Catholic teachers should put kids first at Christmas, and voters should let lawmakers decide the future of public education in Massachusetts, according to the leader of the state’s largest teachers union.
“In Boston, our members care deeply about issues, but are often called upon to make more difficult choices in their day-to-day decisions,” said Roz Ward, president of the State Education Association, in an interview with WGBH on Friday. “And we need our politicians to make sure they’re right for the kids, not for the people making those decisions, and I don’t think it’s necessary for our people to have to have a deep and profound debate about whether there’s a relationship between defunding and No Child Left Behind. I think it’s really important that when schools decide not to have as robust a curriculum in that respect, that the politicians have to work with us to have the school do it.”
Massachusetts has the largest public school system in the nation, with just under 315,000 students.
Ward says that when it comes to cutting budgets, that there is no obligation to re-focus students on math and science, as she feels that pupils should be learning about the birth of Christ.
“Here we are talking about the debt and deficits that are in this country and its consequence is the defunding of public education,” she said. “And I don’t think we’re so far removed from that argument that we can’t start there in terms of education policy.”
Ward isn’t the only member of the Catholic teaching force in the United States complaining about growing religious freedom in schools.
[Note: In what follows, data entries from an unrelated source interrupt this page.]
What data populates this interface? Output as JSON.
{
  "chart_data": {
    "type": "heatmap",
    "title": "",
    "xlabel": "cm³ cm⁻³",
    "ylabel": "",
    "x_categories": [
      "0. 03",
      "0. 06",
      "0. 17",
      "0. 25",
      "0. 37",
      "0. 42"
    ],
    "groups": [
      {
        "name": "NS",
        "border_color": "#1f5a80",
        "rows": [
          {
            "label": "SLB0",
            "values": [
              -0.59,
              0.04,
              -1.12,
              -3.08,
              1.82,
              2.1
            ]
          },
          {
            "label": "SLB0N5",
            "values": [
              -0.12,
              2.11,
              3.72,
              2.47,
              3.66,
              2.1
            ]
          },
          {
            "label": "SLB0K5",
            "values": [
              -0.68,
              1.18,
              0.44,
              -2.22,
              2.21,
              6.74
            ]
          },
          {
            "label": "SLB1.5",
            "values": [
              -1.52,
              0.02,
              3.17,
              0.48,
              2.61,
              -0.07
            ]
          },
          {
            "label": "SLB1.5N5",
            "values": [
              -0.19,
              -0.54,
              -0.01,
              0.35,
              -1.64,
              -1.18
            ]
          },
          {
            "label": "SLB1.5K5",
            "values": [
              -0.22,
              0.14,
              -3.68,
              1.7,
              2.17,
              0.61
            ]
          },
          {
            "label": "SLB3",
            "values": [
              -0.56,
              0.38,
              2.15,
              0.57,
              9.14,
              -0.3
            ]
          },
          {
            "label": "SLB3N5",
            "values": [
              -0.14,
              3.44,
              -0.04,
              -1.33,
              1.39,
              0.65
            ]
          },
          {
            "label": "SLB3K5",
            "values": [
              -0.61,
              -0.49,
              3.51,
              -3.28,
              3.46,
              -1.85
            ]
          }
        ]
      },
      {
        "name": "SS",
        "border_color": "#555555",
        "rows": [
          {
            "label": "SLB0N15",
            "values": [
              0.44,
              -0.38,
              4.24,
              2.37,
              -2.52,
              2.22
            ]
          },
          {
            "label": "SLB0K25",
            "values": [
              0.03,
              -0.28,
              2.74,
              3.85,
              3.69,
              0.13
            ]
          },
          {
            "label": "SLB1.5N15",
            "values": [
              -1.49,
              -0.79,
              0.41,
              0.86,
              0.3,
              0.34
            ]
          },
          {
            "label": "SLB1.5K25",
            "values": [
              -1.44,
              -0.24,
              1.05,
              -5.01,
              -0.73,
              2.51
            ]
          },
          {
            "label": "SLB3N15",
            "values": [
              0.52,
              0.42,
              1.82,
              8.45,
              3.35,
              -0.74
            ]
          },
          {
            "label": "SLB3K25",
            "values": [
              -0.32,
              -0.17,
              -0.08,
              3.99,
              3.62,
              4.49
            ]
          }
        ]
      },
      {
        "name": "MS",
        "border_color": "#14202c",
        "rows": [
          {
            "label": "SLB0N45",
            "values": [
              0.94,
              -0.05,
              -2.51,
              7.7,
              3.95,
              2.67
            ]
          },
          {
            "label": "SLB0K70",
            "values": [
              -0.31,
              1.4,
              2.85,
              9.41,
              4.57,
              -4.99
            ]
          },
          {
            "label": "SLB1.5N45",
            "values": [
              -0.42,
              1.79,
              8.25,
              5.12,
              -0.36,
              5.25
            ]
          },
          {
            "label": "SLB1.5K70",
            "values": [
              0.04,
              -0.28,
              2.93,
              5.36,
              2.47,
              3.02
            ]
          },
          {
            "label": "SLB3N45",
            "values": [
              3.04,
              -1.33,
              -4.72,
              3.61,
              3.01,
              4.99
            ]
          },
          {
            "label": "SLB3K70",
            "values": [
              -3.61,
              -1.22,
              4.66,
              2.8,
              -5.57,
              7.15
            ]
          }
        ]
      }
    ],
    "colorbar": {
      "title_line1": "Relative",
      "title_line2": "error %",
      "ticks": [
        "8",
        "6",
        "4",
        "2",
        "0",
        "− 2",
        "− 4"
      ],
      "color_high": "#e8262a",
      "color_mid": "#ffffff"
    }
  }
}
Bishop Joseph Fiorenza of South Bend, Indiana, called on district officials to not consider teaching a curriculum centered on the historical part of Christmas a violation of the Constitution and the government’s anti-discrimination laws.
Meanwhile, in Arizona, U.S. Rep. Harry Mitchell, a Democrat, is proposing legislation that would “exempt K-12 public school students in Arizona from the requirement that they receive daily instruction on Christianity as part of a required public school curriculum.”
The American Civil Liberties Union of Massachusetts filed a lawsuit on Wednesday, in a lawsuit related to Ward’s comments.
David Yerushalmi, a lawyer representing the ACLU in the case, says it’s up to lawmakers to decide whether public education should be offered in a secular environment.
“We are confident that teachers and policymakers throughout the Commonwealth will see the value of cherishing all children’s religious liberty,” Yerushalmi said in a statement.
The Board of Education vote on the new policy is set for Feb. 5.